If you want a glimpse of life before the industrial revolution, just visit a really poor country. But even the poorest countries today are better off than our ancestors were.

The USA, Australia and Britain have already had a taste of this downward pressure on prosperity, especially places with high renewable penetration. How much did you pay last time you filled your gas tank? How painful was your last household energy bill? At what point is the green fairy supposed to turn everything around, and make all that magic renewable energy cheaper? How many homeless people are required, to convince places like California they might have made a mistake?
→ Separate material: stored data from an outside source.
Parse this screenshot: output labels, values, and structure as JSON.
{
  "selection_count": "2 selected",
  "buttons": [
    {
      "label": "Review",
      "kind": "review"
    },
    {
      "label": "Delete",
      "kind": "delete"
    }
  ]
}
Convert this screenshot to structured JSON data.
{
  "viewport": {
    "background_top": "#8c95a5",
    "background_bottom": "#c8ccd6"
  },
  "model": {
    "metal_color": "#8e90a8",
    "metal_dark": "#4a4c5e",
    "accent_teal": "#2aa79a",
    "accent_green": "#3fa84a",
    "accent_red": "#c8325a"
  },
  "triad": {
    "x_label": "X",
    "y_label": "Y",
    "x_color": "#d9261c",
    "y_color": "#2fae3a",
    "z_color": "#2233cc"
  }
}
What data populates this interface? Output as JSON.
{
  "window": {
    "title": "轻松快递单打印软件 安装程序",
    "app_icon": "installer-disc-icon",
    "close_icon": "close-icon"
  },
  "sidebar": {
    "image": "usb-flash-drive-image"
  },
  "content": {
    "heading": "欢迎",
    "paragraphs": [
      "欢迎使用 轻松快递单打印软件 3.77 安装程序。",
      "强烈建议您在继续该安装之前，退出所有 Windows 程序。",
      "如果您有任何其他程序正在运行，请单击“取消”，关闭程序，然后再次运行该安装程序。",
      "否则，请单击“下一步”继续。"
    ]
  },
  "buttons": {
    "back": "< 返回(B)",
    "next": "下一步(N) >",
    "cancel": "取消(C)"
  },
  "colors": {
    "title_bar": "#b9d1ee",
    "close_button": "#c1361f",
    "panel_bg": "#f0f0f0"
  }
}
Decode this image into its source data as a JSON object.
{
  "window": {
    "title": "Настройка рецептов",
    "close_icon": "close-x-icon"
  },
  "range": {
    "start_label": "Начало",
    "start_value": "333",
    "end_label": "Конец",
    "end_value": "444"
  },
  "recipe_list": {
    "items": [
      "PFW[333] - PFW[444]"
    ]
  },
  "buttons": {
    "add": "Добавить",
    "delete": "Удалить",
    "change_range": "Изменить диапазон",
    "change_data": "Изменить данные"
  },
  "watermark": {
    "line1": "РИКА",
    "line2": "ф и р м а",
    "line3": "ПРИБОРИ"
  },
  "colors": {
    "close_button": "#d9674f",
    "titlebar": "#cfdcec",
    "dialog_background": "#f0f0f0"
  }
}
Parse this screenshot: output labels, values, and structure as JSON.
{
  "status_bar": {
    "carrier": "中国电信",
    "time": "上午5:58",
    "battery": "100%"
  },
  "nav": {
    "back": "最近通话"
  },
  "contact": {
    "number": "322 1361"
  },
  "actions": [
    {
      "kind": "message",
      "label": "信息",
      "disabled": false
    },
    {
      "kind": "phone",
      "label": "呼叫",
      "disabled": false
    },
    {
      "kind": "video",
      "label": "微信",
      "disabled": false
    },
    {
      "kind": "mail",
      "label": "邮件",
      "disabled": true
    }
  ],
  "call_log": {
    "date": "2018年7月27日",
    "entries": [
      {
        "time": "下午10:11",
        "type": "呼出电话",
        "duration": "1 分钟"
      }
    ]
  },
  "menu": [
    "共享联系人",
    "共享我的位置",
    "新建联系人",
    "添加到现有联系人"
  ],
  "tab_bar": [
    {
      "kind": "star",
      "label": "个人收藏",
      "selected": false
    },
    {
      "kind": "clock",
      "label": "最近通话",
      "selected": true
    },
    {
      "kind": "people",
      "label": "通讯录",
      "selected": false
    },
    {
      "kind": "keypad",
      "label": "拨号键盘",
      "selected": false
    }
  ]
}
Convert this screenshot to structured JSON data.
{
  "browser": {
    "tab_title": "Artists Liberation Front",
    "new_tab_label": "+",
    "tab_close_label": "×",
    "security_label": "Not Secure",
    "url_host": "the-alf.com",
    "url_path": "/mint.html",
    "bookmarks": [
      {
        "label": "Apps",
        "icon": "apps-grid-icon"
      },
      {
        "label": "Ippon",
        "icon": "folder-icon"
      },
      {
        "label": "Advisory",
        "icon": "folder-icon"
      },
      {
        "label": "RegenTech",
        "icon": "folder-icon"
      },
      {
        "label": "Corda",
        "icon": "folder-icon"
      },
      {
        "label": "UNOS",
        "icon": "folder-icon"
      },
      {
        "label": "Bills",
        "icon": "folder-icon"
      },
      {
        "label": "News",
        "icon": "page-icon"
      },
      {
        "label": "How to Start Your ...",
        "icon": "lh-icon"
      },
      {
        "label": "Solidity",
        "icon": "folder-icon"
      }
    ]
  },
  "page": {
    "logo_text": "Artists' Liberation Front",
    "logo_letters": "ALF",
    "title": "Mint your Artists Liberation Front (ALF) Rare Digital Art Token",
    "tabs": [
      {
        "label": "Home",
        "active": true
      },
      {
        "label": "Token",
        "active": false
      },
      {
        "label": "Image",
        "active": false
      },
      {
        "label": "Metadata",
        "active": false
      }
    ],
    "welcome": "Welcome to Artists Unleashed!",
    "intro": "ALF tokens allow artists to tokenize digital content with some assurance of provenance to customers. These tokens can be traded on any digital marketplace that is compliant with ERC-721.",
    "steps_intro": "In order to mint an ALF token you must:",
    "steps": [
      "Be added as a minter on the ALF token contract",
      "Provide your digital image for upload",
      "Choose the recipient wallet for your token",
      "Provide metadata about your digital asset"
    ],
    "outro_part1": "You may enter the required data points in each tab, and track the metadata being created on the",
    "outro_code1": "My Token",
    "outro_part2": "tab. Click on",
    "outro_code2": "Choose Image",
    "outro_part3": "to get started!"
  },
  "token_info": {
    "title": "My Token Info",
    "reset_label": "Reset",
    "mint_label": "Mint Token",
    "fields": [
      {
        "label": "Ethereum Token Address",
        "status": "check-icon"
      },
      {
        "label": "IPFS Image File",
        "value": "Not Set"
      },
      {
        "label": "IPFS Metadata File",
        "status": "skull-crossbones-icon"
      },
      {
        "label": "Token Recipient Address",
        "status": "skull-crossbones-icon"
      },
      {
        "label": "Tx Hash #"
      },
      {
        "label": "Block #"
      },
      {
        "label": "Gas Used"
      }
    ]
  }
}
Even Professor Jones’ final claim that “… there won’t be very many beans left to count“, a reference to the alleged climate threat to coffee, couldn’t be more wrong. In Australia there is a company called Jaques Coffee which grows a delicious, award winning low altitude tropical coffee – their coffee plantations are only 1200ft above sea level, as opposed to 3000ft+ for most premium coffees. Jaques exports their product all over the world. How did they produce a delicious coffee which grows at a lower altitude than most other premium coffees? Because Australians have been selectively breeding low altitude coffee varieties for more than a century – we simply don’t have access to high altitude tropical highlands like East Africa and South America.

This green nonsense will only get worse, if we allow our politicians to continue listening to academics like Professor Jones, if we fail to challenge the absurd economic narratives of climate advocates, and if we allow our politicians to continue pushing forward with heavily subsidised, impossibly expensive renewable energy.